Kamu sektörünün baskın olduğu bu tür pazarlarda kamu idarelerinin bir mal veya hizmeti dışarıdan temin etmek yerine kendi bünyesinde üretmeyi tercih

etmesi de pazar yapısını önemli ölçüde etkileyecektir. Bu durumda pazardaki teşebbüslerin faaliyet alanı daraldığı ve pazar küçüldüğü için optimum oyuncu sayısı azalacaktır. Bunun sonucu olarak da bazı oyuncuların pazar dışına çıkması gerekebilecektir (OFT 2004, 82). Kamu idaresinin dışarıdan temin etmek yerine kendi üretim yapması veya yapacağı algısı da özel teşebbüslerin pazara olan ilgisini azaltacaktır (OFT 2006, 19).

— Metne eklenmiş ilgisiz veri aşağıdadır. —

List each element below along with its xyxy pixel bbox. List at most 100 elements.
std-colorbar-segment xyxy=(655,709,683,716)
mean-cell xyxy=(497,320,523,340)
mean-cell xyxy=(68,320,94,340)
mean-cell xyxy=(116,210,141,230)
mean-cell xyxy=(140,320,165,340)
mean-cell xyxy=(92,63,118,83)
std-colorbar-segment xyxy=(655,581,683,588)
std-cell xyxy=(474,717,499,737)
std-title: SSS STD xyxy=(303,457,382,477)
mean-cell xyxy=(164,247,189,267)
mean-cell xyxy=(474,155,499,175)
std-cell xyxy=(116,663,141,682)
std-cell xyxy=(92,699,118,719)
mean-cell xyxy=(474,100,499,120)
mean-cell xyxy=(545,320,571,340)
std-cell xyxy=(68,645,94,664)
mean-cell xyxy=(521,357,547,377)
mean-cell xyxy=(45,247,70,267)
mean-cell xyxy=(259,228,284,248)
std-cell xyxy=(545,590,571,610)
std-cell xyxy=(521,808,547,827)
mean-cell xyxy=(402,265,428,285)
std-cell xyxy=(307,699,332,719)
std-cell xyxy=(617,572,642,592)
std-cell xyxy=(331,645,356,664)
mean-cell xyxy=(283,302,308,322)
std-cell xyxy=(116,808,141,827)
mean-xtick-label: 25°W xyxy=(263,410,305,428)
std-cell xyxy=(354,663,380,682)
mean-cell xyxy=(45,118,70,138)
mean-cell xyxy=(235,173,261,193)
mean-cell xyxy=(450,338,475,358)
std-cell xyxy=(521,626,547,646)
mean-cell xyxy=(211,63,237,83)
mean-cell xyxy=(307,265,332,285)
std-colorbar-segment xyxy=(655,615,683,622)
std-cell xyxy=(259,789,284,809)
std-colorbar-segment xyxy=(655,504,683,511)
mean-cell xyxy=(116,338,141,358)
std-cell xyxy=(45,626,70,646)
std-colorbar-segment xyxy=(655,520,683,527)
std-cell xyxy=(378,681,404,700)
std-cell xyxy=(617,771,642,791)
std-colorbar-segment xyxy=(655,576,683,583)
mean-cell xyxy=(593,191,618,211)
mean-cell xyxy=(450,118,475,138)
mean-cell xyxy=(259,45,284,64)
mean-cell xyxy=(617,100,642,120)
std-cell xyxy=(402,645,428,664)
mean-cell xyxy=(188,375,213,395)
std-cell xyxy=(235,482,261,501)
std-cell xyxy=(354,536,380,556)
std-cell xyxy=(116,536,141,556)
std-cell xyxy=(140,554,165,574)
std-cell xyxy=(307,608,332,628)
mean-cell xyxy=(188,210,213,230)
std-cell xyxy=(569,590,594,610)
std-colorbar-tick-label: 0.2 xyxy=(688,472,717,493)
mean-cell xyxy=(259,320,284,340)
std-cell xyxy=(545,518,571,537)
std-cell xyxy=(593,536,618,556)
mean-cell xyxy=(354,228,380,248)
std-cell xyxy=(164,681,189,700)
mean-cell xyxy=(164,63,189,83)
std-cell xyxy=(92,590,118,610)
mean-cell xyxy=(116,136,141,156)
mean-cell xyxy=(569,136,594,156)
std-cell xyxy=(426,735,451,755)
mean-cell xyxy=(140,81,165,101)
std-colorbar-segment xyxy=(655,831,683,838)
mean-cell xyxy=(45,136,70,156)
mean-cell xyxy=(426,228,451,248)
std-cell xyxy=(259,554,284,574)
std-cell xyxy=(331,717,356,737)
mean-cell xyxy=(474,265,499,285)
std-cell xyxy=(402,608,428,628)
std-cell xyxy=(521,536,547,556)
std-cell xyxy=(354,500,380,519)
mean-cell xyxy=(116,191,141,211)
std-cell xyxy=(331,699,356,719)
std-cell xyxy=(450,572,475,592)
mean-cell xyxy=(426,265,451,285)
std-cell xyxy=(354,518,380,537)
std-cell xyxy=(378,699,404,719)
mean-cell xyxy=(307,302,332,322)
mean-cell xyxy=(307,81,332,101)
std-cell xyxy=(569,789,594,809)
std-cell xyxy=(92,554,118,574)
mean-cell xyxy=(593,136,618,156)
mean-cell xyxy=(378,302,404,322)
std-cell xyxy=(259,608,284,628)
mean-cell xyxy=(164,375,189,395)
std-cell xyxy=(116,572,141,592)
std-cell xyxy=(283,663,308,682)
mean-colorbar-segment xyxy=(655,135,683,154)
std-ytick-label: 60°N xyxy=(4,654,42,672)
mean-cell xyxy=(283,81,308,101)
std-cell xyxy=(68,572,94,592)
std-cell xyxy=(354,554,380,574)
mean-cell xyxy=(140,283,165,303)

Kamu alım uygulamaları ile pazar yapısının değiştirilmesi istisnai koşullarda gerçekleşebilecektir. Kısa vadedeki rekabetin piyasa yapısı üzerinde uzun vadeli etkilerinin olması için, pazar yapısındaki değişikliklerin kolayca tersine çevrilebilecek nitelikte olmaması ve potansiyel rekabeti engelleyen giriş engellerinin olması gereklidir (OFT 2004, 83). Aksi takdirde ilgili piyasada eksik rekabet olmasından faydalanmak isteyen yeni girişlerle pazar rekabetçi bir yapıya tekrar kavuşabileceğinden, kamu alım uygulamaları ile pazara müdahale edilmesi gerekli olmayacaktır.